My buddy Bill C. has an awesome blog, The Dating Genius. Now being married, I obviously don’t need any dating advice, but I love reading his posts…an interesting commentary and very real slice of dating and relationships. When I inject my comments to his posts, I find myself repeating the same theme…Women need to know their worth. And we need to know it BEFORE we get into any relationship.
Many years ago, I saw what became one of my favorite “chick” movies, “The Joy Luck Club.” In it, one of the main characters was in the middle of a divorce. She seemed like she was giving up without a fight, just allowing her husband to leave her without seeking any compensation for the time and effort she had put into the marriage.
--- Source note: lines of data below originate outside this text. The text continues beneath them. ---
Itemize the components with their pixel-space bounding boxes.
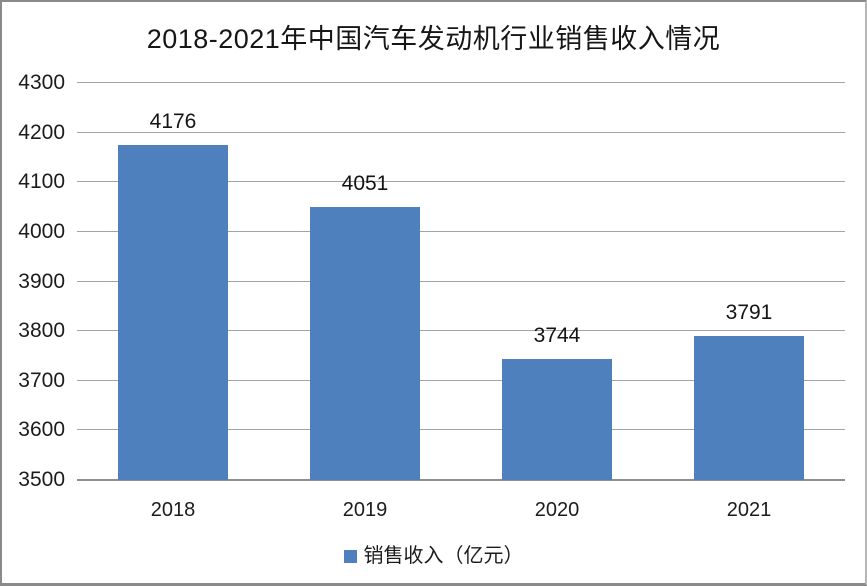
x-axis-tick-label: 2021 (726, 499, 772, 521)
legend: 销售收入（亿元） (2, 545, 865, 567)
gridline (77, 230, 845, 232)
gridline (77, 131, 845, 133)
y-axis-tick-label: 3600 (18, 418, 65, 442)
x-axis-line (77, 479, 845, 481)
bar (694, 335, 804, 480)
legend-marker-icon (343, 549, 357, 563)
y-axis-tick-label: 4100 (18, 170, 65, 194)
gridline (77, 280, 845, 282)
gridline (77, 429, 845, 431)
y-axis-tick-label: 4000 (18, 219, 65, 243)
bar-value-label: 4176 (149, 109, 197, 133)
y-axis-tick-label: 3500 (18, 468, 65, 491)
gridline (77, 379, 845, 381)
bar (118, 144, 228, 480)
y-axis-tick-label: 3700 (18, 368, 65, 392)
bar (310, 206, 420, 480)
y-axis-tick-label: 4300 (18, 71, 65, 94)
bar-value-label: 3744 (533, 323, 581, 347)
gridline (77, 330, 845, 332)
bar-value-label: 4051 (341, 171, 389, 195)
gridline (77, 82, 845, 83)
chart-title: 2018-2021年中国汽车发动机行业销售收入情况 (146, 24, 721, 54)
x-axis-tick-label: 2019 (342, 499, 388, 521)
legend-label: 销售收入（亿元） (363, 545, 524, 567)
gridline (77, 181, 845, 183)
x-axis-tick-label: 2018 (150, 499, 196, 521)
x-axis-tick-label: 2020 (534, 499, 580, 521)
y-axis-tick-label: 3900 (18, 269, 65, 293)
bar-value-label: 3791 (725, 300, 773, 324)
bar (502, 358, 612, 480)
y-axis-tick-label: 4200 (18, 120, 65, 144)
y-axis-tick-label: 3800 (18, 319, 65, 343)
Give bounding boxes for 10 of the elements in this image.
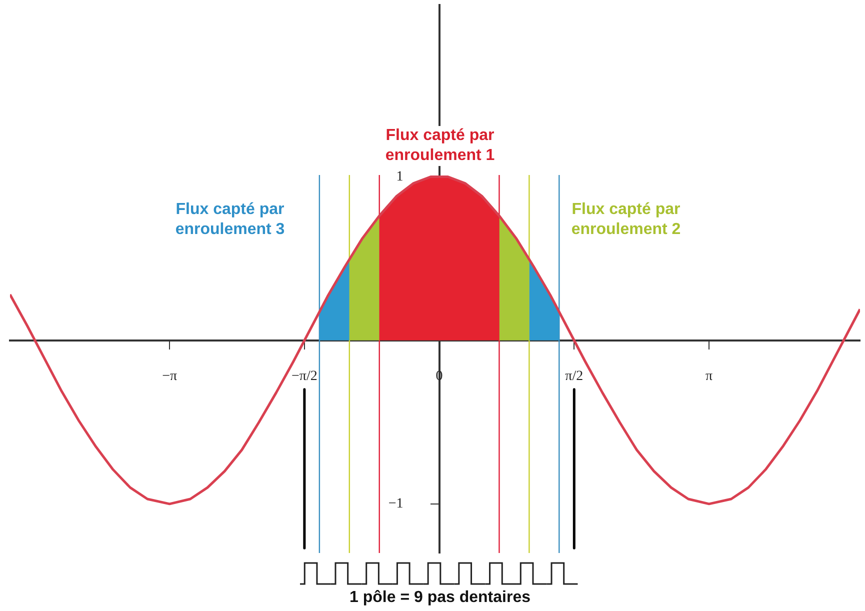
x-tick-label: −π/2: [291, 369, 318, 384]
x-tick-label: −π: [162, 369, 178, 384]
y-tick-label: 1: [396, 169, 404, 184]
annotation: Flux capté par enroulement 1: [383, 126, 497, 166]
annotation: Flux capté par enroulement 2: [569, 200, 683, 240]
y-tick-label: −1: [388, 496, 404, 512]
text: 1 pôle = 9 pas dentaires: [348, 588, 532, 608]
annotation: Flux capté par enroulement 3: [173, 200, 287, 240]
x-tick-label: π/2: [565, 369, 584, 384]
x-tick-label: π: [705, 369, 713, 384]
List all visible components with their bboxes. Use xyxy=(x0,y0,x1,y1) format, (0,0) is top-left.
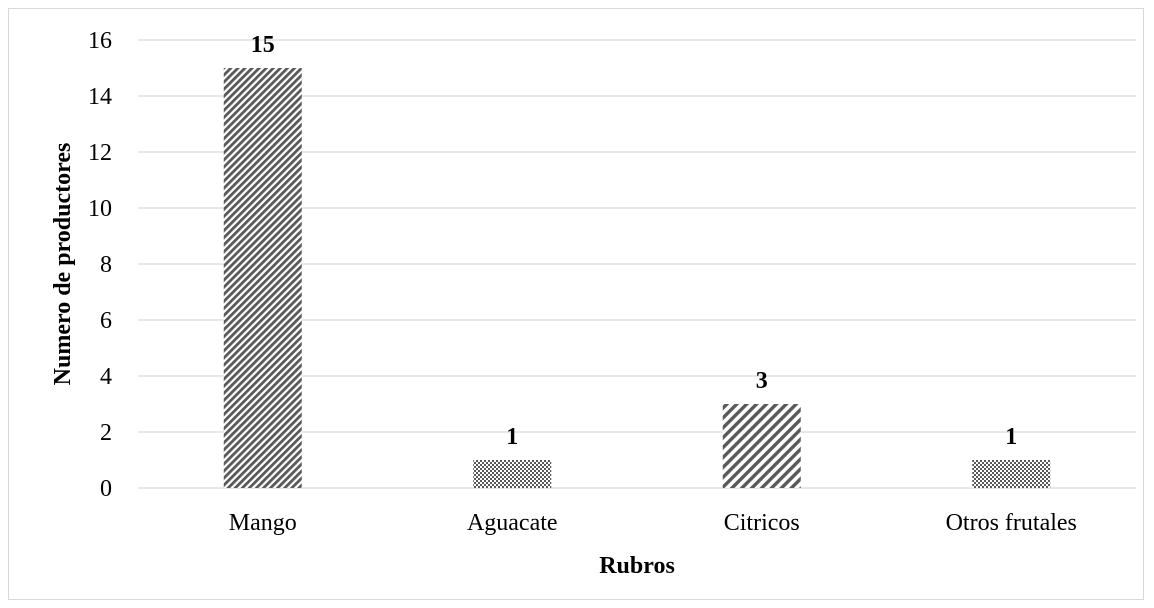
bar xyxy=(223,68,302,488)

Although she had always viewed her mother as timid and old-fashioned, she soon learned that her mother had been through many difficult experiences as a child and, as a result of these experiences, had found her inner voice and refused to allow anyone to take advantage of her. She encouraged her daughter to do the same, telling her to “know your worth.” It was such a moving scene and those three words have always been with me, especially now having a daughter of my own.
One of the problems many women face is that they look for a man, their career, their children, their relationship/marriage, to define them. But how can you let someone/something else define you? Especially when you’ve known YOU much longer than anyone else, right? We’re often taught to love ourselves, but we need to remember our worth – the value of our heart, mind, body and spirit. Knowing what you are worth is much bigger than just loving yourself. I can love my house, but if I don’t know how much equity I have or what the fair market value is, then I won’t know what price others will have to pay if they want it. The other day, I posted those three words on my Facebook page, and a friend responded with a question for the ladies, “How much am I worth? Am I on sale or foreclosure?” My response was:
Too many women are in foreclosure. They’ve been dealt bad blows, caught in sad and unfair situations. So they sell themselves as is and sight unseen to the first bidder, who is often someone unwilling and unable to at least offer fair market value. And those on sale have lowered their value just to get off the market.
Do you want to know your worth? Get in touch spiritually – the Manufacturer always sets the value of His creation! Then walk in your worth- you can’t be worth fine wine when you walk around like cheap beer. And then SETTLE. FOR. NO. LESS than your worth!
Girl, you got some real wisdom going on right here! I don’t know what you do at your job, but I hope you have time and are inclined to have something for the women and/or youth of your church!! Sometimes, it takes a long time for a woman (or a man) to know their worth, and unfortunately, it doesn’t often come from the lessons we learn at church, but hopefully that is changing…keep it up girl, God is taking you places…
Thank you Rehnea! A few years ago, I started a group at the church called Sister Circle, a program where young adults mentor teen girls. We just need to catch them while they’re young and before the world starts giving them mixed messages about who they are.
Absolutely right, Calandra! 🙂
Women need to develop and cultivate their own internally-based self-esteem, otherwise, guys are going to see them coming, sell them the dream of achieving whatever women ask them for (marriage, love, etc), get what they want and then break north with no delay…. happens every day.
Bill I was thinking it would be nice for you to one day NOT have to warn the ladies about falling for the okie doke. But sadly, there will always be a need for The Dating Genius. The okie doke will always work for some dude, and your Big Willie Pockets video will ALWAYS be necessary and relevant!! LOL
How is it that Mommy taught us the same lessons but, You Listened and I didn’t? Sure glad one of us Got It and can Share It. I told you recently–God Has Ordered Your Steps!!
Happy Mother’s Day Sis.
(Remember “Ego-Tripping”, ya dig?)
Love Rene!!
Thanks. That means a lot coming from my Big Sis! And by the by, I quote from Ego Trippin’ ON.THE.REGULAR! I’m so hip, even my errors are correct!